PHP programming forum. Ask questions or help people concerning PHP code. Don't understand a function? Need help implementing a class? Don't understand a class? Here is where to ask. Remember to do your homework!
Why are you using mysql_real_escape_string() when you're not putting the data in MySQL (from what we see)? That will add backslashes all over the place.
you know, it is! so i took it out, no commas anymore, thanks.
also, i looked through the mail documentation, and found that i should be using str_replace(); instead of nl2br();
$var wrote:you know, it is! so i took it out, no commas anymore, thanks.

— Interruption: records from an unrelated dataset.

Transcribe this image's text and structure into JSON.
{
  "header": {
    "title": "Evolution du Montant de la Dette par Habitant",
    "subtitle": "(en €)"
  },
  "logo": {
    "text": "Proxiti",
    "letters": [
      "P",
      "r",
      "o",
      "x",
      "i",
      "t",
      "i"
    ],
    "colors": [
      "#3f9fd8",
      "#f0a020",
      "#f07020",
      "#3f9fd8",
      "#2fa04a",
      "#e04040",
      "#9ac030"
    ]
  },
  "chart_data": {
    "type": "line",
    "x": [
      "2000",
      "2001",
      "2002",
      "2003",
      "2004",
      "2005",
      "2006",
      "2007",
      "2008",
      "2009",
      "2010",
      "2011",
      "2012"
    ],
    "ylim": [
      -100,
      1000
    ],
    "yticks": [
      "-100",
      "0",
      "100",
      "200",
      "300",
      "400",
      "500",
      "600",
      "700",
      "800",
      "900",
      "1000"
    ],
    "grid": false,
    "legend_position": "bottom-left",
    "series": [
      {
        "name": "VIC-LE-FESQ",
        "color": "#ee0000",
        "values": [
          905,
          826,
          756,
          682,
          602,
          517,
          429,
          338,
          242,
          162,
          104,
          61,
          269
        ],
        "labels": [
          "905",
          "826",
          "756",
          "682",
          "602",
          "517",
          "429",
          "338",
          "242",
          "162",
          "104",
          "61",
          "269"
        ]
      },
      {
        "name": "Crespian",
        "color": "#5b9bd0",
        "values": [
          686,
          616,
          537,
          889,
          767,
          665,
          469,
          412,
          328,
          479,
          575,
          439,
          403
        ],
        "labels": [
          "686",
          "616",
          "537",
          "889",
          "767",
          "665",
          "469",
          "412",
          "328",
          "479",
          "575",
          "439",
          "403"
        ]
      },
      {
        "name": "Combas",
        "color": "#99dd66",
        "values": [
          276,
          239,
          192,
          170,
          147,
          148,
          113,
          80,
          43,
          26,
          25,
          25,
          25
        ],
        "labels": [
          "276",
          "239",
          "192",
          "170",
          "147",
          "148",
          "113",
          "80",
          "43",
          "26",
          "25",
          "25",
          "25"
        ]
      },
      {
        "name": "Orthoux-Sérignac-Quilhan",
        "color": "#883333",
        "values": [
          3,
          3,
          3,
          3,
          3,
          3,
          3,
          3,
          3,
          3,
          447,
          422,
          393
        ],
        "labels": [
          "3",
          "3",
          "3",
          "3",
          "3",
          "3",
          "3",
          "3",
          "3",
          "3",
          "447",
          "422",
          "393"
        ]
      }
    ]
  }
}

also, i looked through the mail documentation, and found that i should be using str_replace(); instead of nl2br();
That str_replace() simply prevents injection attacks because a dot on a line by itself terminates the SMTP DATA process and fires the message. Dots at the start of an exisiting line are stripped so ".." becomes "." in the final email. You still need nl2br().
i think it's all working properly.
i need to find out more about these injection attacks, they sound dangerous, and violating.

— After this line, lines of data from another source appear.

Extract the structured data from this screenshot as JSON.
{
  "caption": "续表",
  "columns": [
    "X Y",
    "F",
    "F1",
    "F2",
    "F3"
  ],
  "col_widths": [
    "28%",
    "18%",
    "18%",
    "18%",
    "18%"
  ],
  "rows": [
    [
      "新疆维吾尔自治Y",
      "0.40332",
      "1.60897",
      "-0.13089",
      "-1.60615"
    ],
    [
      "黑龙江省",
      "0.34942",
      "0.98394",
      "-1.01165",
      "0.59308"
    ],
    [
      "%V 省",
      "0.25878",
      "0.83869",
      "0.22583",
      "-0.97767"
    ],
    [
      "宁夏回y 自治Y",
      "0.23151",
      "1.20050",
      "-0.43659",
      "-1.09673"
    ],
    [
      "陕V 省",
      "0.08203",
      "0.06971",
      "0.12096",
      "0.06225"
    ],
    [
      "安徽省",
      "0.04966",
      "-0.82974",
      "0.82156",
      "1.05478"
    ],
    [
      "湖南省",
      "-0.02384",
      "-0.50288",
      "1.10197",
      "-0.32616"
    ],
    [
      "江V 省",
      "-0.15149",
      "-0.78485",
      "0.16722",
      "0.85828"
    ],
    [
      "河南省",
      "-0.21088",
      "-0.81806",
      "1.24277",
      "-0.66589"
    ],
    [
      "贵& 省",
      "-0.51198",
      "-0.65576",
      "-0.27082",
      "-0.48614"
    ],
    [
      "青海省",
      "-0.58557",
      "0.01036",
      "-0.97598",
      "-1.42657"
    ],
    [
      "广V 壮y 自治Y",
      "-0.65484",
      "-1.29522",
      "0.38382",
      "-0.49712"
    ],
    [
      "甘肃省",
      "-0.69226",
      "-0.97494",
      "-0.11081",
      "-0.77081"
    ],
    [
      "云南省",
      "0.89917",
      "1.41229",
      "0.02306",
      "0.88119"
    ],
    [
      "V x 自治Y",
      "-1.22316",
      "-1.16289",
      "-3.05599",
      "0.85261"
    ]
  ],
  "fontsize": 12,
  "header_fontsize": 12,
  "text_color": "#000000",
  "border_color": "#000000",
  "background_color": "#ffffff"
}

should i leave the str_replace in?
$var wrote:i think it's all working properly.
i need to find out more about these injection attacks, they sound dangerous, and violating.
should i leave the str_replace in?
Yes leave it in. Allowing dots is less dangerous than allowing any of [<>;\r\n] in headers. It simply gives someone the opportunity to cut the communication with the MTA short. It may also be completely harmless on some linux servers depending upon the sendmail_path flags. Better safe than sorry though.